-
Di Gravio C**, Tao R*, Schildcrout JS*. Design and analysis of two-phase studies with multivariate longitudinal data. Biometrics. 2022 Jan 11.
Abstract
Two-phase studies are crucial when outcome and covariate data are available in a first-phase sample (e.g., a cohort study), but costs associated with retrospective ascertainment of a novel exposure limit the size of the second-phase sample, in whom the exposure is collected. For longitudinal outcomes, one class of two-phase studies stratifies subjects based on an outcome vector summary (e.g., an average or a slope over time) and oversamples subjects in the extreme value strata while undersampling subjects in the medium-value stratum. Based on the choice of the summary, two-phase studies for longitudinal data can increase efficiency of time-varying and/or time-fixed exposure parameter estimates.
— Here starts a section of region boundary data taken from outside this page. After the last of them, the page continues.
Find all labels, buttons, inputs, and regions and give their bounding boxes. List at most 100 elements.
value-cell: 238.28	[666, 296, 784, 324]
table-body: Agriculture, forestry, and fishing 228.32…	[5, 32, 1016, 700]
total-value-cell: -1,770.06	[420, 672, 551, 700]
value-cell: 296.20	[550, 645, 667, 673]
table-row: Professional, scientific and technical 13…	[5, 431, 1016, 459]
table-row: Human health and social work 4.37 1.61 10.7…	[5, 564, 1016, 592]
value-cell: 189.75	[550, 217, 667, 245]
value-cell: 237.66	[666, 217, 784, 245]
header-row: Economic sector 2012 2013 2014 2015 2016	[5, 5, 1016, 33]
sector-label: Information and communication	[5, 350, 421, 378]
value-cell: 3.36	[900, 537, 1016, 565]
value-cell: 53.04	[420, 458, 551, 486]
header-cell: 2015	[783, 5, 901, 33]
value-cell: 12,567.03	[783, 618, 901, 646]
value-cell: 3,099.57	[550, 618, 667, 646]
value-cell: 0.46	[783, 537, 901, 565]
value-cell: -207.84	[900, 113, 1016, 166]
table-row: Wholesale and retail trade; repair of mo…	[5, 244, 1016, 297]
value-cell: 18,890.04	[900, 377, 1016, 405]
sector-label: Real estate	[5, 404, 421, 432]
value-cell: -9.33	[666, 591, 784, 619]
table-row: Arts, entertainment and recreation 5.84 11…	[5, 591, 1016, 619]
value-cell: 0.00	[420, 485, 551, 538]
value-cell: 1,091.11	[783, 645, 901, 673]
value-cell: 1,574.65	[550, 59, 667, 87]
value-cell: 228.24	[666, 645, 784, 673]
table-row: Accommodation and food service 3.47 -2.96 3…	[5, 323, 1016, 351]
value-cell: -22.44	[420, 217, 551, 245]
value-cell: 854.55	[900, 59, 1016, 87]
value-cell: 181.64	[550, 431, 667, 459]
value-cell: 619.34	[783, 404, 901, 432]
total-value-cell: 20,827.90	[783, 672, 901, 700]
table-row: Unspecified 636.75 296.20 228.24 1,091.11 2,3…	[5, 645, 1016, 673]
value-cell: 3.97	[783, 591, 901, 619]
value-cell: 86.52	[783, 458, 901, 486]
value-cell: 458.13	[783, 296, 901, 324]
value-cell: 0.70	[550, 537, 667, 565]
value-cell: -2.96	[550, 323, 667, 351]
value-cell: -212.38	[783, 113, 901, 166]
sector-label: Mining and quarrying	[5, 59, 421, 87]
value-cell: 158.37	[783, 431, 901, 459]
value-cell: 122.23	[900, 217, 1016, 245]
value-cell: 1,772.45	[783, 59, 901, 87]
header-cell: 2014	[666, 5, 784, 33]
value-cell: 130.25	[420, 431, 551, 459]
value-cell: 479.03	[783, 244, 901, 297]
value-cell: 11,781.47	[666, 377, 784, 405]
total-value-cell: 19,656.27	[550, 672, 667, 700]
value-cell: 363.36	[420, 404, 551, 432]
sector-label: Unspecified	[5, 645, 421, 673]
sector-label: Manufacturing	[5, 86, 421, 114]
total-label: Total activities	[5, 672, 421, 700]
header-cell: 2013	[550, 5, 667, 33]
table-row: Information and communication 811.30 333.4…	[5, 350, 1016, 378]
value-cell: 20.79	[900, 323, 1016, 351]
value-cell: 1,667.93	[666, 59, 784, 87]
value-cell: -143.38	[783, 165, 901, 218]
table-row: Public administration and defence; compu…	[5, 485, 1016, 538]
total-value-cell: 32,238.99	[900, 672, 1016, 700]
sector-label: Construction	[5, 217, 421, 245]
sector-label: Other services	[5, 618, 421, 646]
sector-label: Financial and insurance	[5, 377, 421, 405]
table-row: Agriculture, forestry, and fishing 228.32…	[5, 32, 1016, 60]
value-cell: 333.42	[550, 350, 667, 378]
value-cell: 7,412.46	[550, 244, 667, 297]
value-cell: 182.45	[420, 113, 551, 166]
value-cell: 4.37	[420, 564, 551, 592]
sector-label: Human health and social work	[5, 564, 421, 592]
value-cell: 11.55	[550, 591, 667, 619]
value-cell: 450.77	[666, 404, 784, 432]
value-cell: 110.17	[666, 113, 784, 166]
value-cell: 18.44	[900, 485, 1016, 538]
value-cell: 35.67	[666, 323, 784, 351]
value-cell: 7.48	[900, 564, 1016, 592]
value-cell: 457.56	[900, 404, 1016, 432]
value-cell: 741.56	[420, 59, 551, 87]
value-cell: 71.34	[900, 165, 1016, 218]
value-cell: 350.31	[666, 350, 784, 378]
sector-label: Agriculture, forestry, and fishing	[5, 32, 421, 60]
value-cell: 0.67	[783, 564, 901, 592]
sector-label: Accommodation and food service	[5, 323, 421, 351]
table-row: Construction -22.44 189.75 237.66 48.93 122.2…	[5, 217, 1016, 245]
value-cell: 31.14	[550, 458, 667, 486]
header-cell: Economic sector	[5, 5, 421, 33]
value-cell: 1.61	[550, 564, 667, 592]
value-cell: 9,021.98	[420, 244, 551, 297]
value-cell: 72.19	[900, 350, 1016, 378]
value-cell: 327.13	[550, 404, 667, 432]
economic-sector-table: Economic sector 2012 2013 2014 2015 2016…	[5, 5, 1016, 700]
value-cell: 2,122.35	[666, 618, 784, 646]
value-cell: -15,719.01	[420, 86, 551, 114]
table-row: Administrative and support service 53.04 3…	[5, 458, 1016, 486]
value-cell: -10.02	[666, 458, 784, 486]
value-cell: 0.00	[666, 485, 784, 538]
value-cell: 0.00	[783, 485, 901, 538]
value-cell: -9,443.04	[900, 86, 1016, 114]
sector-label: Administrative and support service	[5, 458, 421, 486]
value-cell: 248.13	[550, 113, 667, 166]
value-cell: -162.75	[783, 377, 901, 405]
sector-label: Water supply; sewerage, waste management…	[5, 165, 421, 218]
In this manuscript, we extend efficient, two-phase study designs to multivariate longitudinal continuous outcomes, and we detail two analysis approaches. The first approach is a multiple imputation analysis that combines complete data from subjects selected for phase two with the incomplete data from those not selected. The second approach is a conditional maximum likelihood analysis that is intended for applications where only data from subjects selected for phase two are available. Importantly, we show that both approaches can be applied to secondary analyses of previously conducted two-phase studies. We examine finite sample operating characteristics of the two approaches and use the Lung Health Study (Connett et al. (1993), Controlled Clinical Trials, 14, 3S-19S) to examine genetic associations with lung function decline over time.